Note: This may involve a good deal of number theory, but the formula I found online is only an approximation, so I believe an exact solution requires some sort of iterative calculation by a computer.

My goal is to find an efficient algorithm (in terms of time complexity) to solve the following problem for large values of n:

Let R(a,b) be the amount of steps that the Euclidean algorithm takes to find the GCD of nonnegative integers a and b. That is, R(a,b) = 1 + R(b,a%b), and R(a,0) = 0. Given a natural number n, find the sum of R(a,b) for all 1 <= a,b <= n.

For example, if n = 2, then the solution is R(1,1) + R(1,2) + R(2,1) + R(2,2) = 1 + 2 + 1 + 1 = 5.

Since there are n^2 pairs corresponding to the numbers to be added together, simply computing R(a,b) for every pair can do no better than O(n^2), regardless of the efficiency of R. Thus, to improve the efficiency of the algorithm, a faster method must somehow calculate the sum of R(a,b) over many values at once. There are a few properties that I suspect might be useful:

1. If a = b, then R(a,b) = 1
2. If a < b, then R(a,b) = 1 + R(b,a)
3. R(a,b) = R(ka,kb) where k is some natural number
4. If b <= a, then R(a,b) = R(a+b,b)
5. If b <= a < 2b, then R(a,b) = R(2a-b,a)

Because of the first two properties, it is only necessary to find the sum of R(a,b) over pairs where a > b. I tried using this in addition to the third property in a method that computes R(a,b) only for pairs where a and b are also coprime in addition to a being greater than b. The total sum is then n plus the sum of (n / a) * ((2 * R(a,b)) + 1) over all such pairs (using integer division for n / a). This algorithm still had time complexity O(n^2), I discovered, due to Euler's totient function being roughly linear.

I don't need any specific code solution, I just need to figure out the procedure for a more efficient algorithm. But if the programming language matters, my attempts to solve this problem have used C++.

Side note: I have found that a formula has been discovered that nearly solves this problem, but it is only an approximation. Note that the formula calculates the average rather than the sum, so it would just need to be multiplied by n^2. If the formula could be expanded to reduce the error, it might work, but from what I can tell, I'm not sure if this is possible.

Answer 1

Using Stern-Brocot, due to symmetry, we can look at just one of the four subtrees rooted at 1/3, 2/3, 3/2 or 3/1. The time complexity is still O(n^2) but obviously performs less calculations. The version below uses the subtree rooted at 2/3 (or at least that's the one I looked at to think through :). Also note, we only care about the denominators there since the numerators are lower. Also note the code relies on rules 2 and 3 as well.

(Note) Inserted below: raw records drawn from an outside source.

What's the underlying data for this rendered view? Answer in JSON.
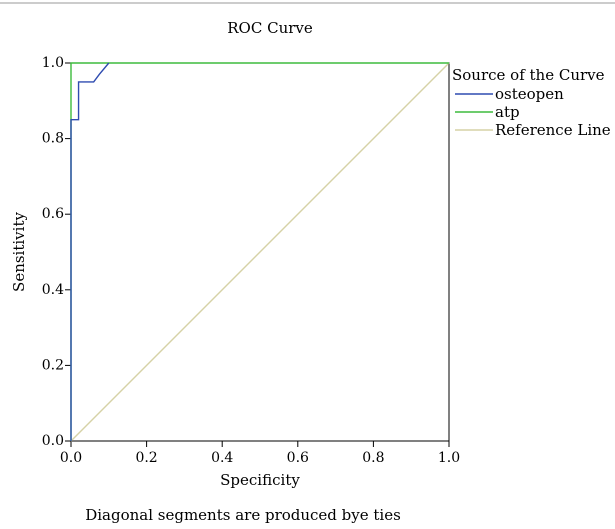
{
  "chart_data": {
    "type": "line",
    "title": "ROC Curve",
    "xlabel": "Specificity",
    "ylabel": "Sensitivity",
    "xlim": [
      0.0,
      1.0
    ],
    "ylim": [
      0.0,
      1.0
    ],
    "x_ticks": [
      "0.0",
      "0.2",
      "0.4",
      "0.6",
      "0.8",
      "1.0"
    ],
    "y_ticks": [
      "0.0",
      "0.2",
      "0.4",
      "0.6",
      "0.8",
      "1.0"
    ],
    "grid": false,
    "legend_title": "Source of the Curve",
    "legend_position": "right",
    "series": [
      {
        "name": "osteopen",
        "color": "#2e4bb0",
        "x": [
          0.0,
          0.0,
          0.0,
          0.02,
          0.02,
          0.06,
          0.075,
          0.1
        ],
        "y": [
          0.0,
          0.85,
          0.85,
          0.85,
          0.95,
          0.95,
          0.97,
          1.0
        ]
      },
      {
        "name": "atp",
        "color": "#3dbb3d",
        "x": [
          0.0,
          0.0,
          1.0
        ],
        "y": [
          0.0,
          1.0,
          1.0
        ]
      },
      {
        "name": "Reference Line",
        "color": "#d6d2a6",
        "x": [
          0.0,
          1.0
        ],
        "y": [
          0.0,
          1.0
        ]
      }
    ],
    "footnote": "Diagonal segments are produced bye ties"
  }
}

C++ code (takes about a tenth of a second for n = 10,000):

#include <iostream>
using namespace std;


long g(int n, int l, int mid, int r, int fromL, int turns){
  long right = 0;
  long left = 0;
        
  if (mid + r <= n)
    right = g(n, mid, mid + r, r, 1, turns + (1^fromL));
          
  if (mid + l <= n)
    left = g(n, l, mid + l, mid, 0, turns + fromL);
    
  // Multiples
  int k = n / mid;

  // This subtree is rooted at 2/3
  return 4 * k * turns + left + right;
}


long f(int n) {  
  // 1/1, 2/2, 3/3 etc.
  long total = n;
      
  // 1/2, 2/4, 3/6 etc.
  if (n > 1)
    total += 3 * (n >> 1);
        
  if (n > 2)
  // Technically 3 turns for 2/3 but
  // we can avoid a subtraction
  // per call by starting with 2. (I
  // guess that means it could be 
  // another subtree, but I haven't
  // thought it through.)
    total += g(n, 2, 3, 1, 1, 2);
    
  return total;
}


int main() {
  cout << f(10000);

  return 0;
}